Хозяйка поселения ждала гостей на веранде и, стоило им только показаться из-за деревьев, громко крикнула:
– Ноэми!
В ответ на этот зов в глубине сада появилась какая-то фигура. Меж двух рядов густо разросшегося, высокого малинника, чуть ли не смыкавшегося вверху подобно зеленому своду, шла молоденькая девушка. Лицом совсем еще дитя, да и тело детское, лишь вступившее в пору формирования; на девочке белая сорочка и юбка, в подоле верхней юбки Ноэми несет плоды, только что сорванные с дерева.
Эта фигурка, вынырнувшая из зеленых зарослей, подобна идиллическому видению. Нежный цвет лица, когда девочка спокойна, соперничает с розовым оттенком белой розы и принимает краски алой розы, когда Ноэми краснеет и вспыхивает до корней волос. Ее выпуклый чистый лоб словно сама доброта, и это выражение гармонирует с мягким изгибом шелковистых бровей и невинным взглядом выразительных голубых глаз; в очертаниях тонкого рта сдержанность и детская целомудренность. Пышные косы цвета спелого ореха, отливающие золотом, позволяют догадаться, что волосы девочки вьются от природы, а переброшенная назад коса обнажает маленькое ушко. От всего ее облика веет какой-то неосознанной кротостью. Пожалуй, взятые по отдельности, черты ее лица не составили бы идеала для скульптора, да и будь они изваяны из мрамора, возможно, не показались бы красивыми; но в целом ее облик излучает какое-то симпатическое сияние, чарующее при первом же взгляде, и чем дольше на нее смотришь, тем сильнее она завораживает.
Сорочка спустилась с одного плеча девочки, но, чтобы не оставаться ему открытым, на нем уселась белая кошка, прижавшись мордочкой к лицу Ноэми.
Нежные, белые ножки девочки не обуты, ведь она ступает по ковру – великолепнейшему, царскому бархату: осенняя мурава расшита голубыми цветами вероники и красной геранью.
Евтим, Тимея и Тимар остановились у края малинника, дожидаясь приближения девочки.
Ноэми решила, что самым сердечным приемом для гостей будет угостить их собранными ею плодами – это были спелые, с красными боками груши бергамот. К Тимару она обратилась к первому.
Тимар выбрал наиболее спелый из плодов и протянул Тимее.
И обе девочки одновременно с досадой дернули плечиком. Тимея в этот момент завидовала обладательнице белой кошечки, сидящей на плече у своей хозяйки; Ноэми же досадовала оттого, что угощала она вовсе не Тимею.
– Экая ты неловкая! – прикрикнула на нее мать. – Неужто не могла сперва переложить фрукты в корзинку? Кто же так, из подола, угощает? Эх ты!

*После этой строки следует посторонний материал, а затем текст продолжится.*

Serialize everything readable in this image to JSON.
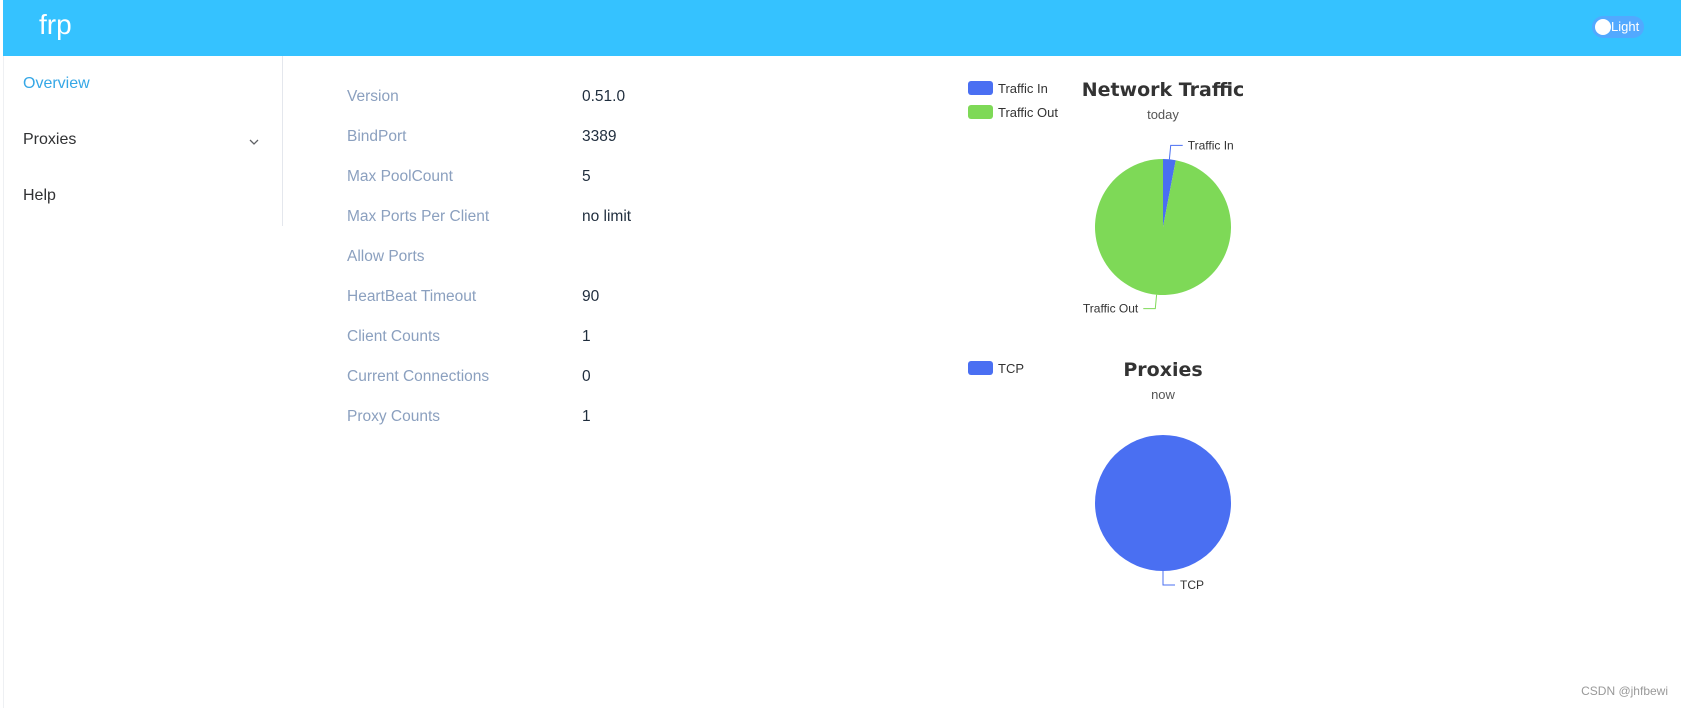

Девочка зарделась румянцем, бросилась к матери, а та тихо, чтобы другие не слышали, выговорила ей; затем, поцеловав дочку в лоб, сказала опять вслух:
– Ну а теперь ступай с корабельщиками в кладовую, покажи им, куда сложить то, что они принесли, дай им кукурузной муки да выбери для них парочку козлят.

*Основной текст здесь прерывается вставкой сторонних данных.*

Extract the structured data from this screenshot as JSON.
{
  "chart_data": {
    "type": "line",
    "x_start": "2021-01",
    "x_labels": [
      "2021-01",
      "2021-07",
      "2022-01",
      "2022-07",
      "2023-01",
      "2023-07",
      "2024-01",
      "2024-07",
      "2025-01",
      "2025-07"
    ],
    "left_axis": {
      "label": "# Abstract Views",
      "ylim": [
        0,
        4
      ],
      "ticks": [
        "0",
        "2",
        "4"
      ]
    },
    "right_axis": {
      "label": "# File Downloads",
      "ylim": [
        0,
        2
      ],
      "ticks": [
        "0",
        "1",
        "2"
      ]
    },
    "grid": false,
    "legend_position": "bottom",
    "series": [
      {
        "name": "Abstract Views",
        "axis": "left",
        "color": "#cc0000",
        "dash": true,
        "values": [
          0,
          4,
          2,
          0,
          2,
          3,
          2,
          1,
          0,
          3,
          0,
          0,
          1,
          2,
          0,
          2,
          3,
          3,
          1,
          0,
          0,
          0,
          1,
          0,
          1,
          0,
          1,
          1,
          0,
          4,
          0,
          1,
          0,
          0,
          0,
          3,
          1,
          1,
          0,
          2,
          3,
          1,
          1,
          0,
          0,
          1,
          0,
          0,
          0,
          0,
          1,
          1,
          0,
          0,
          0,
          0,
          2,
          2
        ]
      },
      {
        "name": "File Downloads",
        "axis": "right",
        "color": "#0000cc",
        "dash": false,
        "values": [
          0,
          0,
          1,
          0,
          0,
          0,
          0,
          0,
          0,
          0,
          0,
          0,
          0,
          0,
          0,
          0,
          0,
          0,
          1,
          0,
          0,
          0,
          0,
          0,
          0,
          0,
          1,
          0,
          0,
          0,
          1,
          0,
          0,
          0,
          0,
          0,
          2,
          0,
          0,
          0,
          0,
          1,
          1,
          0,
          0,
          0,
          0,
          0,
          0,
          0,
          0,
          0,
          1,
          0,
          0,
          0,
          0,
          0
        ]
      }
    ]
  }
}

– Не стану я выбирать, – прошептала девочка. – Пусть сами выбирают.
– Вот чудачка! – с ласковым упреком сказала мать. – Дай ей волю, она бы всех козлят сберегла, не позволила бы зарезать ни единого. Ну что ж, пусть сами выбирают, тогда и жалоб-обид не будет. А я пока стряпней займусь.
Ноэми позвала корабельщиков и отворила перед ними кладовые для фруктов и круп – две обособленные пещеры в скале, каждая запертая собственной дверью. Скала, образовавшая мыс острова, являла собой один из тех камней «пришельцев», которые геологи называют errtikus, «блуждающими» скалами, итальянцы – trovanti, «подкидышами», а скандинавы – азарами, то есть инородными скалами, обломками далеких горных хребтов; такую глыбу известняка можно встретить в долине доломитовых скал или русле реки, усыпанном речной галькой. Скала эта была испещрена пещерами, мелкими и покрупнее, и первый поселенец острова находчиво воспользовался этой природной ее особенностью, самую большую пещеру с устремленным кверху отверстием-дымоходом употребив под кухню, наиболее глубокую – под погреб, наивысокую сделав голубятней, а прочие – зимними или летними хранилищами припасов. Вселился в эту Богом ниспосланную скалу, подобно пташке божьей, и свил тут себе гнездо.